During his playing days, Cora excelled at doing all of those little things. It's the reason why he was a very good major-league second baseman for 11 seasons, including a four-year stay with the White Sox.

Cora can help the Sox re-learn the basics this spring, but Cox is also an experienced hand when it comes to playing small ball, and he'll share the load. Cox has also coached with Guillen before, and the two are a good match.

Prior to last season, Shines had never coached before. He was a minor-league manager for seven years and a hitting coach for two. Shines just never seemed to fit in.

Buddy system: The White Sox added coaches Jeff Cox and Juan Nieves, but don't forget about the recent hiring of Buddy Bell as director of minor-league instruction.

Sox manager Ozzie Guillen thinks Bell is going to fill a huge void.

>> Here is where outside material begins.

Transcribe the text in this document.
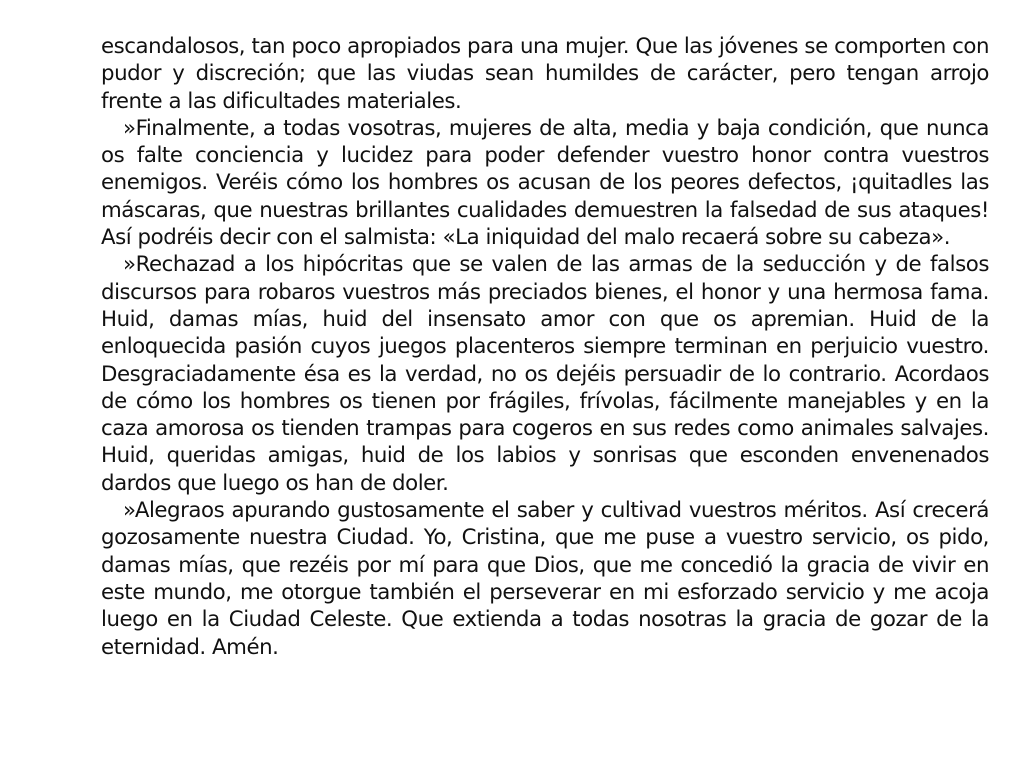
escandalosos, tan poco apropiados para una mujer. Que las jóvenes se comporten con pudor y discreción; que las viudas sean humildes de carácter, pero tengan arrojo frente a las dificultades materiales.

»Finalmente, a todas vosotras, mujeres de alta, media y baja condición, que nunca os falte conciencia y lucidez para poder defender vuestro honor contra vuestros enemigos. Veréis cómo los hombres os acusan de los peores defectos, ¡quitadles las máscaras, que nuestras brillantes cualidades demuestren la falsedad de sus ataques! Así podréis decir con el salmista: «La iniquidad del malo recaerá sobre su cabeza».

»Rechazad a los hipócritas que se valen de las armas de la seducción y de falsos discursos para robaros vuestros más preciados bienes, el honor y una hermosa fama. Huid, damas mías, huid del insensato amor con que os apremian. Huid de la enloquecida pasión cuyos juegos placenteros siempre terminan en perjuicio vuestro. Desgraciadamente ésa es la verdad, no os dejéis persuadir de lo contrario. Acordaos de cómo los hombres os tienen por frágiles, frívolas, fácilmente manejables y en la caza amorosa os tienden trampas para cogeros en sus redes como animales salvajes. Huid, queridas amigas, huid de los labios y sonrisas que esconden envenenados dardos que luego os han de doler.

»Alegraos apurando gustosamente el saber y cultivad vuestros méritos. Así crecerá gozosamente nuestra Ciudad. Yo, Cristina, que me puse a vuestro servicio, os pido, damas mías, que rezéis por mí para que Dios, que me concedió la gracia de vivir en este mundo, me otorgue también el perseverar en mi esforzado servicio y me acoja luego en la Ciudad Celeste. Que extienda a todas nosotras la gracia de gozar de la eternidad. Amén.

"I think it was a brilliant idea to bring in a man like that,'' Guillen said.

The White Sox' farm system was horrible this season, and only one of their six minor-league teams finished with a winning record.

On top of that, Guillen was baffled by the fact that so many of the youngsters called up from the minors were lacking in even basic baseball skills.

Look for Bell to turn that around quickly.

After spending the last two seasons managing the Kansas City Royals, Bell is up to date on dealing with and developing young players. And his no-nonsense style is exactly what the Sox need in their system.

Second chance? According to reports out of Philadelphia, Tadahito Iguchi rejected an offer to stay with the Phillies and switch to third base.

Iguchi was traded from the White Sox to Philadelphia in late July after all-star second baseman Chase Utley went down with a broken hand.

Now a free agent, Iguchi is looking to return to second base. The Sox seem to be satisfied with Danny Richar, but the youngster often looked overmatched while batting .230 with 6 home runs, 15 RBI and a .289 on-base percentage during a 56-game audition after Iguchi was moved.

Before packing up and heading for Philadelphia, Iguchi said he would be open to returning to the White Sox as a free agent. He played very well for the Phillies, batting .304 (.361 on-base percentage) in 45 games.

If his price is right, Iguchi is a major upgrade over Richar.